Well, let’s just start with the concept of Higher Power, a concept derived from Twelve Steps programs, where part of the program is developing a connection with a self defined Higher Power, so not a God as defined in most religions.

And one of the things that is beginning to strike me, and actually has for quite a while already, that (virtually?) any religion or spiritual program is based on something like God, or Higher Power, or as Napoleon Hill calls it, Infinite Intelligence. And looking at the Twelve Step program I am working on, the concept of Higher Power is something to be developed. It is not something that just is, contrary to the Gods of the religions that I know. And I am actually a bit amazed, as for quite I while I felt stuck in Step 1, the powerlessness, and I was very anxious to move forward to Step 2, as that is about Higher Power, the thing I read and heard about in many places and it seemed to be the wonder thing that would solve my problems, so I really wanted that also. But it didn’t show up and I kept stuck in Step 1 for quite a while.

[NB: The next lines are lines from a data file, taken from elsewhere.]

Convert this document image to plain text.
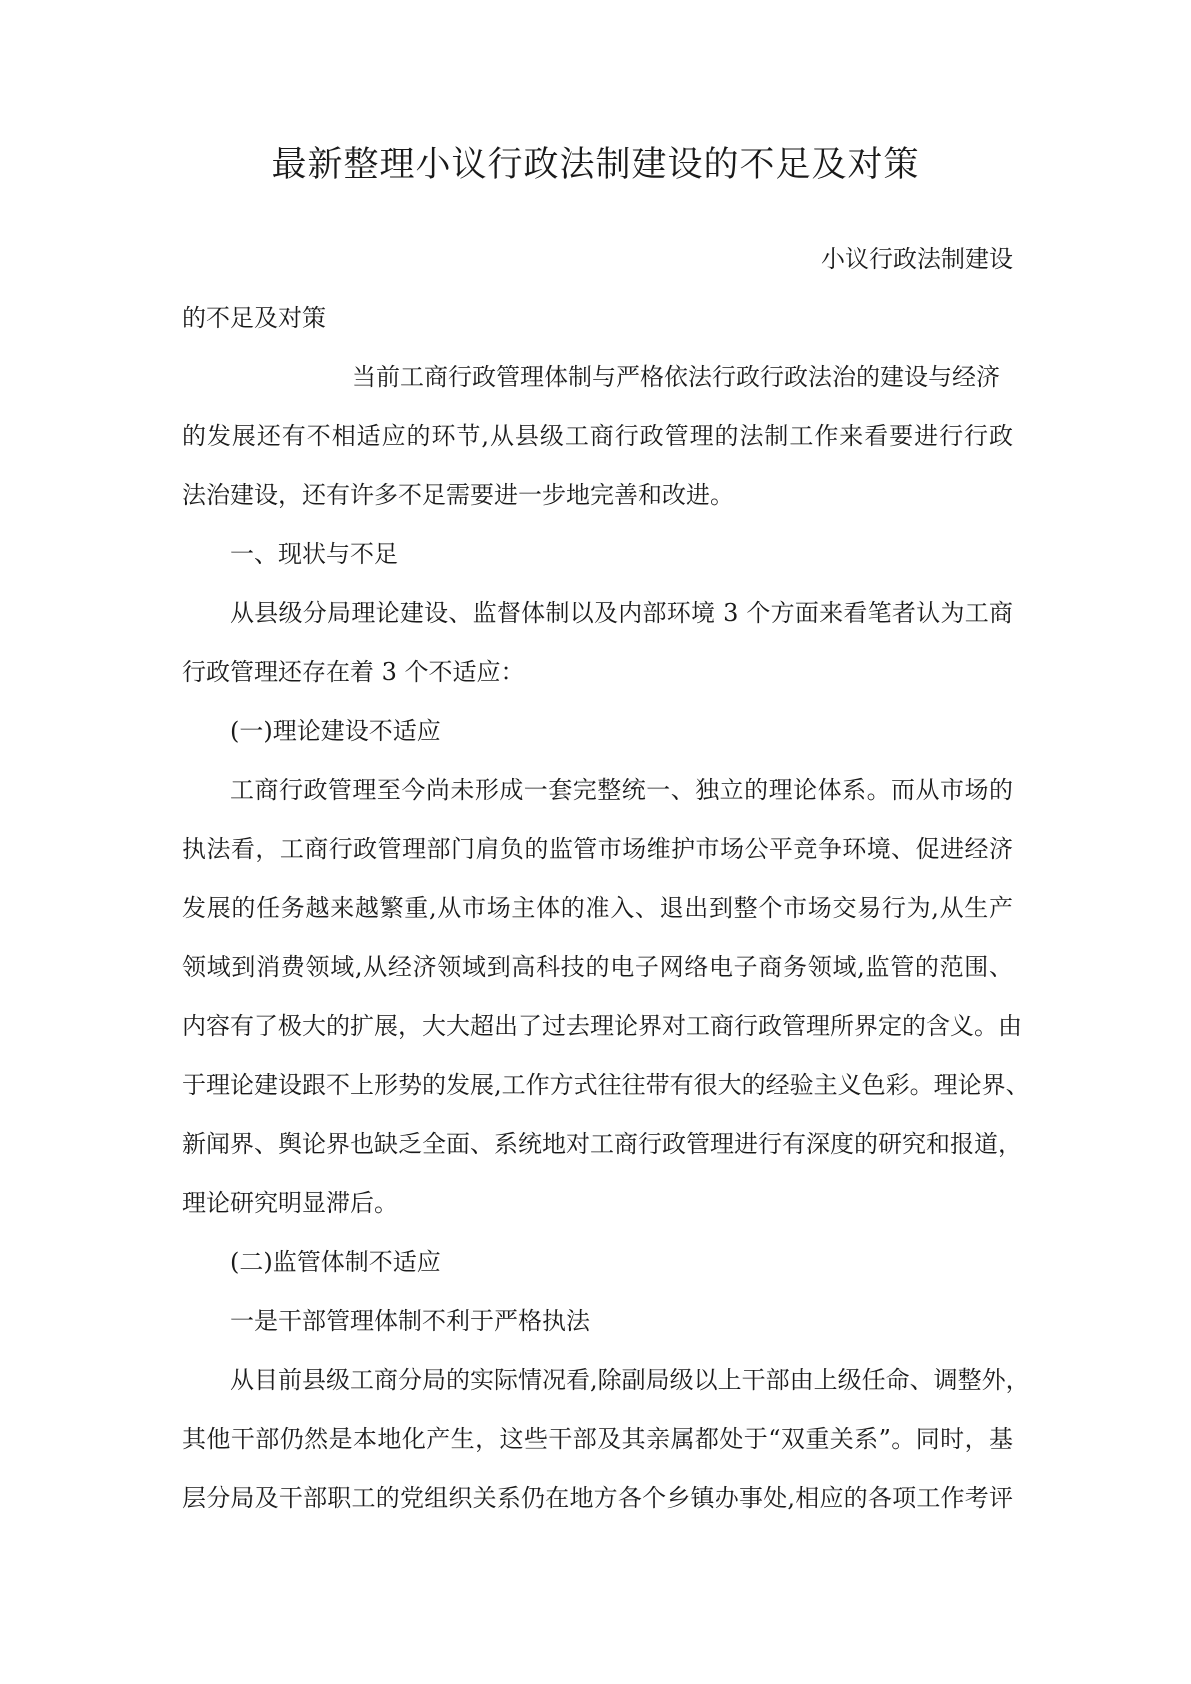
最新整理小议行政法制建设的不足及对策
小议行政法制建设
的不足及对策
当前工商行政管理体制与严格依法行政行政法治的建设与经济
的发展还有不相适应的环节,从县级工商行政管理的法制工作来看要进行行政
法治建设，还有许多不足需要进一步地完善和改进。
一、现状与不足
从县级分局理论建设、监督体制以及内部环境 3 个方面来看笔者认为工商
行政管理还存在着 3 个不适应：
(一)理论建设不适应
工商行政管理至今尚未形成一套完整统一、独立的理论体系。而从市场的
执法看，工商行政管理部门肩负的监管市场维护市场公平竞争环境、促进经济
发展的任务越来越繁重,从市场主体的准入、退出到整个市场交易行为,从生产
领域到消费领域,从经济领域到高科技的电子网络电子商务领域,监管的范围、
内容有了极大的扩展，大大超出了过去理论界对工商行政管理所界定的含义。由
于理论建设跟不上形势的发展,工作方式往往带有很大的经验主义色彩。理论界、
新闻界、舆论界也缺乏全面、系统地对工商行政管理进行有深度的研究和报道，
理论研究明显滞后。
(二)监管体制不适应
一是干部管理体制不利于严格执法
从目前县级工商分局的实际情况看,除副局级以上干部由上级任命、调整外，
其他干部仍然是本地化产生，这些干部及其亲属都处于“双重关系”。同时，基
层分局及干部职工的党组织关系仍在地方各个乡镇办事处,相应的各项工作考评
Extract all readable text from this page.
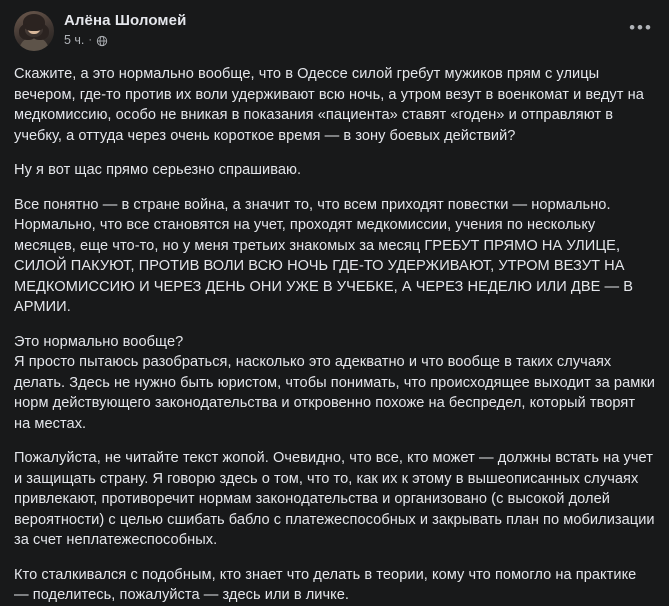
Алёна Шоломей
5 ч. ·
•••

Скажите, а это нормально вообще, что в Одессе силой гребут мужиков прям с улицы вечером, где-то против их воли удерживают всю ночь, а утром везут в военкомат и ведут на медкомиссию, особо не вникая в показания «пациента» ставят «годен» и отправляют в учебку, а оттуда через очень короткое время — в зону боевых действий?

Ну я вот щас прямо серьезно спрашиваю.

Все понятно — в стране война, а значит то, что всем приходят повестки — нормально. Нормально, что все становятся на учет, проходят медкомиссии, учения по нескольку месяцев, еще что-то, но у меня третьих знакомых за месяц ГРЕБУТ ПРЯМО НА УЛИЦЕ, СИЛОЙ ПАКУЮТ, ПРОТИВ ВОЛИ ВСЮ НОЧЬ ГДЕ-ТО УДЕРЖИВАЮТ, УТРОМ ВЕЗУТ НА МЕДКОМИССИЮ И ЧЕРЕЗ ДЕНЬ ОНИ УЖЕ В УЧЕБКЕ, А ЧЕРЕЗ НЕДЕЛЮ ИЛИ ДВЕ — В АРМИИ.

Это нормально вообще?

Я просто пытаюсь разобраться, насколько это адекватно и что вообще в таких случаях делать. Здесь не нужно быть юристом, чтобы понимать, что происходящее выходит за рамки норм действующего законодательства и откровенно похоже на беспредел, который творят на местах.

Пожалуйста, не читайте текст жопой. Очевидно, что все, кто может — должны встать на учет и защищать страну. Я говорю здесь о том, что то, как их к этому в вышеописанных случаях привлекают, противоречит нормам законодательства и организовано (с высокой долей вероятности) с целью сшибать бабло с платежеспособных и закрывать план по мобилизации за счет неплатежеспособных.

Кто сталкивался с подобным, кто знает что делать в теории, кому что помогло на практике — поделитесь, пожалуйста — здесь или в личке.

And then somehow, while still working on Step 1, something like Higher Power started to show up, just out of nothing. And it was not the wonder thing I was hoping it would be, but where I was so anxiously searching for it it somehow showed up, and as said, not as the thing I wanted it to be, but it was just there, presenting itself to me in the form I was ready for, the form I could handle.

The amazing thing I encountered recently though was that I started reading Think and Grow Rich again, after I had given it, to, yes, something like my Higher Power for a while, as I couldn’t deal with it anymore and gave it to my Higher Power to deal with, maybe even already somehow available for me anyhow, and while writing this it could be that my Higher Power has been with me and helping me for much longer than I realize.

So while re-reading some chapters in Think and Grow Rich it appeared that a whole new world opened for me, as there it was, the concept of Higher Power also standing in front of me all over this book I thought I know so well. And the idea of repetition and continuing going and doing the work as mentioned in the book started to make much more sense to me then ever before. And similarities with the Higher Power of the Twelve Steps programs and even some texts from e.g. the bible seem to say the same thing. And of course concepts like The Secret and the ideas of Abraham Hicks point in the same direction.

And I am not there yet, having the success what I am looking for. But I think I am starting to see what it is all about, no matter how depressed I am right now or where I stand. And it seems to be about doing the work, going through a process, and indeed not about just working hard. So just start anywhere, start from where you are right now. Start with any spiritual or self-help program or religious concept and go from there, work it.